Remote Sensing of Sea Surface pCO2 in the Bering Sea in Summer Based on a Mechanistic Semi-Analytical Algorithm (MeSAA)

• Main Authors: Xuelian Song, Yan Bai, Wei-Jun Cai, Chen-Tung Arthur Chen, Delu Pan, Xianqiang He, Qiankun Zhu
• Format: Article
• Language: English
• Published: MDPI AG 2016-06-01
• Series: Remote Sensing
• Subjects: sea surface pCO2; satellite remote sensing; semi-analytical algorithm; the Bering Sea; marine carbonate system
• Online Access: http://www.mdpi.com/2072-4292/8/7/558

The Bering Sea, one of the largest and most productive marginal seas, is a crucial carbon sink for the marine carbonate system. However, restricted by the tough observation conditions, few underway datasets of sea surface partial pressure of carbon dioxide (pCO2) have been obtained, with most of them in the eastern areas. Satellite remote sensing data can provide valuable information covered by a large area synchronously with high temporal resolution for assessments of pCO2 that subsequently allow quantification of air-sea carbon dioxide 2 flux. However, pCO2 in the Bering Sea is controlled by multiple factors and thus it is hard to develop a remote sensing algorithm with empirical regression methods. In this paper pCO2 in the Bering Sea from July to September was derived based on a mechanistic semi-analytical algorithm (MeSAA). It was assumed that the observed pCO2 can be analytically expressed as the sum of individual components controlled by major factors. First, a reference water mass that was minimally influenced by biology and mixing was identified in the central basin, and then thermodynamic and biological effects were parameterized for the entire area. Finally, we estimated pCO2 with satellite temperature and chlorophyll data. Satellite results agreed well with the underway observations. Our study suggested that throughout the Bering Sea the biological effect on pCO2 was more than twice as important as temperature, and contributions of other effects were relatively small.

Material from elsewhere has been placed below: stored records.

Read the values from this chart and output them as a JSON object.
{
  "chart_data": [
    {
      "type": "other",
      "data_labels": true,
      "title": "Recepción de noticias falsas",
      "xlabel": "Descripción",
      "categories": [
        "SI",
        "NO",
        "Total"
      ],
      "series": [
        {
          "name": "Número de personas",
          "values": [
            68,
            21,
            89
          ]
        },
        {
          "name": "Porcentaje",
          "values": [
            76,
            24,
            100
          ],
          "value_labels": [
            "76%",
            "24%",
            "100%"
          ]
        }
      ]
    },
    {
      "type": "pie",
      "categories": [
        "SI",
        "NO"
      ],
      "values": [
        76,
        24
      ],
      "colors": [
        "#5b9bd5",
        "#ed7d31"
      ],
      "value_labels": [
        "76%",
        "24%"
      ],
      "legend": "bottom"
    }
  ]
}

Furthermore, satellite observations demonstrate that the spring phytoplankton bloom had a delayed effect on summer pCO2 but that the influence of this biological event varied regionally; it was more significant on the continental slope, with a later bloom, than that on the shelf with an early bloom. Overall, the MeSAA algorithm was not only able to estimate pCO2 in the Bering Sea for the first time, but also provided a quantitative analysis of the contribution of various processes that influence pCO2.